Die „Arbeitsteilung" mit der Regionalbahn ist für die Stadtbahn von großer Bedeutung. Die Strecke nach Spandau wird von den Linien S3 und S5 befahren, damit sich keine unnötige Konkurrenz zu den RE-Zügen nach Flughafen Schönefeld ergibt und beide Hauptstrecken am östlichen Ende der Stadtbahn direkt erreichbar sind.

Nach Potsdam fährt nur noch eine Zuggruppe der S7, die anderen Fahrten von Wannsee nach Potsdam übernimmt die Linie S4 von Oranienburg. Auf diese Weise werden doppelte Angebote mit DB-Regio, zum Beispiel Potsdam - Berlin Stadtbahn, reduziert und neue umsteigefreie Verbindungen geschaffen. Das bedeutet auch abends einen 10-Minuten-Takt zwischen Wannsee und Potsdam. Der Verstärker der unveränderten S9 zum 10-Minuten-Takt (heute S6) heißt dann natürlich S95 und wird ebenfalls im Berufsverkehr nach Westkreuz verlängert. Die Führung der S 75 nach Grunewald ist notwendig wegen der starken Belastung der Kehranlage Westkreuz. Es ergibt sich ein regelmäßiges Nummernschema aus den Linien S3, S5, 57, S9 und S75.

Das Nord-Süd - System ...

... besteht aus den drei Linien S2, S4 und 58. Die S4 und das Linienpaar S2 und S8 bilden zwei sich überlagernde 5-Minuten-Takte.
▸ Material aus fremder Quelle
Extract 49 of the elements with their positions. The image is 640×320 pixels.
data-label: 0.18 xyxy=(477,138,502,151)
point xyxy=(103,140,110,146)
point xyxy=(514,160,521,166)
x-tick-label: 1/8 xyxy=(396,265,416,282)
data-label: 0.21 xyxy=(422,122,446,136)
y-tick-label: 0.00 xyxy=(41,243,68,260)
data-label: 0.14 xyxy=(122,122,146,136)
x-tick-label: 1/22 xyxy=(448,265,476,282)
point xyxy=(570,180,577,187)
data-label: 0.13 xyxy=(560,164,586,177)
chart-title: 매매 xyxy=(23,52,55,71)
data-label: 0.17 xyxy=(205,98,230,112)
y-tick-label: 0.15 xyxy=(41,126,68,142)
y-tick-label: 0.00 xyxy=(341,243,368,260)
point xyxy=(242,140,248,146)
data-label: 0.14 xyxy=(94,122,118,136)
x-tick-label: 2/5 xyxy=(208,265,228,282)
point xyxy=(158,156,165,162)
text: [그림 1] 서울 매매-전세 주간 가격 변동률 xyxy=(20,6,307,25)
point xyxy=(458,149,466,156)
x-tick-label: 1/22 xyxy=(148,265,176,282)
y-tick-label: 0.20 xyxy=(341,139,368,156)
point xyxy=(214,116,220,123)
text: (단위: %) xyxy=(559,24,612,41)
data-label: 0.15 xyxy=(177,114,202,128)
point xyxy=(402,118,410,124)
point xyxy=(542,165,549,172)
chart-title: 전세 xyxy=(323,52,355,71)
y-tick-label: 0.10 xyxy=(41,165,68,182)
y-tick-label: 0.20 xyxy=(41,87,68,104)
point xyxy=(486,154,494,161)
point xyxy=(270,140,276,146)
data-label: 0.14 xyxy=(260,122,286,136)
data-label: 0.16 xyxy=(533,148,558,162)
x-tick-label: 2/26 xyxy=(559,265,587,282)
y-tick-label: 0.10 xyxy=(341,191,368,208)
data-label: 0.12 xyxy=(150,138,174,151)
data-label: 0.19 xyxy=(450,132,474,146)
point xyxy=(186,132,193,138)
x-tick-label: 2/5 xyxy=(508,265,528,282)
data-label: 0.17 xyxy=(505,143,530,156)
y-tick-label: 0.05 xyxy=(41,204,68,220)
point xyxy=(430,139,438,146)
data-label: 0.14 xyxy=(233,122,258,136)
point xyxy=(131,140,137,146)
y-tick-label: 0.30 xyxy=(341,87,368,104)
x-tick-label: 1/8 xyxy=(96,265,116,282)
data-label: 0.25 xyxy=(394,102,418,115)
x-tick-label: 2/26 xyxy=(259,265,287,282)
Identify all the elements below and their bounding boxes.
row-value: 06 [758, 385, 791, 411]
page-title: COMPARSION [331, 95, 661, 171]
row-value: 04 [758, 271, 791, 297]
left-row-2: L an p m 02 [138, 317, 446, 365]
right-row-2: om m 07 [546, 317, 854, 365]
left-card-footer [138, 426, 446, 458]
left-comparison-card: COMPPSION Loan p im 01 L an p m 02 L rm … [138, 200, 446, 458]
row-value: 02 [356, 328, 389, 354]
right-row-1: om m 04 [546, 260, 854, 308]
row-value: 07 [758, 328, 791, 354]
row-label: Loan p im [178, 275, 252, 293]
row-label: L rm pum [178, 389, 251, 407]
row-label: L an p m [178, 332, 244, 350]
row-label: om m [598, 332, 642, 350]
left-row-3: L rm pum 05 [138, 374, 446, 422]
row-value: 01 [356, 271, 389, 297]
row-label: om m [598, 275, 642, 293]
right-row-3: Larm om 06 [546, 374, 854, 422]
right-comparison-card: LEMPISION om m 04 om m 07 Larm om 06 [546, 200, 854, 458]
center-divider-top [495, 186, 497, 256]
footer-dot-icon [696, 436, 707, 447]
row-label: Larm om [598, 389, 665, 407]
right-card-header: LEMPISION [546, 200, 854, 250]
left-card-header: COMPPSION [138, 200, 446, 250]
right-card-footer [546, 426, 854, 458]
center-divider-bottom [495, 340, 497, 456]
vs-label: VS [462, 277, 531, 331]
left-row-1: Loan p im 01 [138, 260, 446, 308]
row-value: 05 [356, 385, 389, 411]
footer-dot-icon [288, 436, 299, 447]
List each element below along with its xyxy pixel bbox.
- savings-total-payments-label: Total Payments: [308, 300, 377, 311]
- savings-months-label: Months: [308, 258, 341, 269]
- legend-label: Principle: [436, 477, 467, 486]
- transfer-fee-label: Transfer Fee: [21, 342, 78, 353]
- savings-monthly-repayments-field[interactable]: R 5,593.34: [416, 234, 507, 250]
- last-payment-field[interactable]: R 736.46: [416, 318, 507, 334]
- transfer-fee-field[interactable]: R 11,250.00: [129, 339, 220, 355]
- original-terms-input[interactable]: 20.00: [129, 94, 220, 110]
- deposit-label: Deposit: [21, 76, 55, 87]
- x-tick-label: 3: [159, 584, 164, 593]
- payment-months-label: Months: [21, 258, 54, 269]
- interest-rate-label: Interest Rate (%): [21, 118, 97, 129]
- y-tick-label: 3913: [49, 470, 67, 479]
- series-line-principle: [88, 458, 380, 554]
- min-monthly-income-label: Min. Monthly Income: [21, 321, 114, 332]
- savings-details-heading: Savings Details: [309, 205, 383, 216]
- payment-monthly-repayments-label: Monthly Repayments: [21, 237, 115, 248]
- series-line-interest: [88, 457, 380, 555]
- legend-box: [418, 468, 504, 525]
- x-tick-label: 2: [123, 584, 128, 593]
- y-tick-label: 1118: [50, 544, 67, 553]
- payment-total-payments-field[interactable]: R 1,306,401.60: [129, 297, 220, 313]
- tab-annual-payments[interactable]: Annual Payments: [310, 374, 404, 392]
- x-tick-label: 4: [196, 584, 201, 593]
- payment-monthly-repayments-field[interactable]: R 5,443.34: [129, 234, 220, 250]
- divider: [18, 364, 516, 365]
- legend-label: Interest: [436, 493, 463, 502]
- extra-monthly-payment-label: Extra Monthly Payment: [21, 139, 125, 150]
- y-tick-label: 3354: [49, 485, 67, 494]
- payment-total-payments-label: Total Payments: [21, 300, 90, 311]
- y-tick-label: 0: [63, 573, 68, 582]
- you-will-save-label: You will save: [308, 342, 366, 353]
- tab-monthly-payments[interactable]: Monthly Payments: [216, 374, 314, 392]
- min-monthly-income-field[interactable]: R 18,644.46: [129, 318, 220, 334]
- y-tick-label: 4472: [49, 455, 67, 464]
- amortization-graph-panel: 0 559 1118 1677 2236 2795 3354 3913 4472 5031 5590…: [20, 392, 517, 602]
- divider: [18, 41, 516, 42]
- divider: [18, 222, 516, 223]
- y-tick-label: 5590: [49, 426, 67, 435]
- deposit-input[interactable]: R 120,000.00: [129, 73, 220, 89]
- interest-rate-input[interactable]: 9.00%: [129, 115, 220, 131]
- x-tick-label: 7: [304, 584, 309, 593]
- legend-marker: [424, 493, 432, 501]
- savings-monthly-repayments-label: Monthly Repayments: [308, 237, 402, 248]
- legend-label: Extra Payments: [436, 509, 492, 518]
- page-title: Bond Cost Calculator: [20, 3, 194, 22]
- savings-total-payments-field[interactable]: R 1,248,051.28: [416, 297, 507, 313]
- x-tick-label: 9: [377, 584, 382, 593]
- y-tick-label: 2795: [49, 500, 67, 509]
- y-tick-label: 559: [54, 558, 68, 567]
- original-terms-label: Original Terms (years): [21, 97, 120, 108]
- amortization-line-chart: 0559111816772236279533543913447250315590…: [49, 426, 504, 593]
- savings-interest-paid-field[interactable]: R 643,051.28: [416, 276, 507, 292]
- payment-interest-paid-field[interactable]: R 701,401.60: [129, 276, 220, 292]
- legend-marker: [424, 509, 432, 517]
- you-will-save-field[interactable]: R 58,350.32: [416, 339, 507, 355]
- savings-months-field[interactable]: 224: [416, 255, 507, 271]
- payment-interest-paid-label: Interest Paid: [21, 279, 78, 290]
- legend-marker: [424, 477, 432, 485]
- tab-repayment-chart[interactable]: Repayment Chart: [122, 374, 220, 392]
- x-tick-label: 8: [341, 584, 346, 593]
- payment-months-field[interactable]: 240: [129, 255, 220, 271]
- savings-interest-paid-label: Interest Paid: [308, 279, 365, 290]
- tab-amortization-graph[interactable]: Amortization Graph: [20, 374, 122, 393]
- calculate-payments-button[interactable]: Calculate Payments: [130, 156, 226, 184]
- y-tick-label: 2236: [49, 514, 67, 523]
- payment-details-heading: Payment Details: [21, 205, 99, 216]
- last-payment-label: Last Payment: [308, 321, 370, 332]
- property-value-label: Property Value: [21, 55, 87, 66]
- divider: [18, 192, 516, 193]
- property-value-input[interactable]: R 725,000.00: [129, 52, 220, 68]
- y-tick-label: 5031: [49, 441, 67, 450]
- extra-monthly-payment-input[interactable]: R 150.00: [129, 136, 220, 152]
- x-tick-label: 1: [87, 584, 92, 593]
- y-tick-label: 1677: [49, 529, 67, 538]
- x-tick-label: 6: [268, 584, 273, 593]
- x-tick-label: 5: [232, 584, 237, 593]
Die S4 übernimmt den Verlauf der heutigen S1 und wird ganztägig alle 20 Minuten nach Potsdam verlängert. Der 5-Minuten-Takt wird im Berufsverkehr von Waidmannslust bis Wannsee angeboten, wo auch abends alle 10 Minuten gefahren wird (am Tage ab Frohnau).

Die S2 fährt zwischen Hennigsdorf und Blankenfelde und die S8 Bernau - Teltow Stadt. Auch nach Hennigsdorf wird in der HVZ alle 10 Minuten gefahren, da es keinen Regionalbahn-Anschluß an Berlin gibt. Außerhalb des Beufsverkehrs reicht die zweite Zuggruppe bis Tegel. Ohne Streckenausbau ist dies möglich, weil sich bei Beibehaltung der Kreuzung in Mahlow die Zugbegegnungen im Nordabschnitt nach Reinickendorf und Heiligensee verschieben. Die Verstärkungszüge aus dem Süden haben in Tegel zehn Minuten Wendezeit.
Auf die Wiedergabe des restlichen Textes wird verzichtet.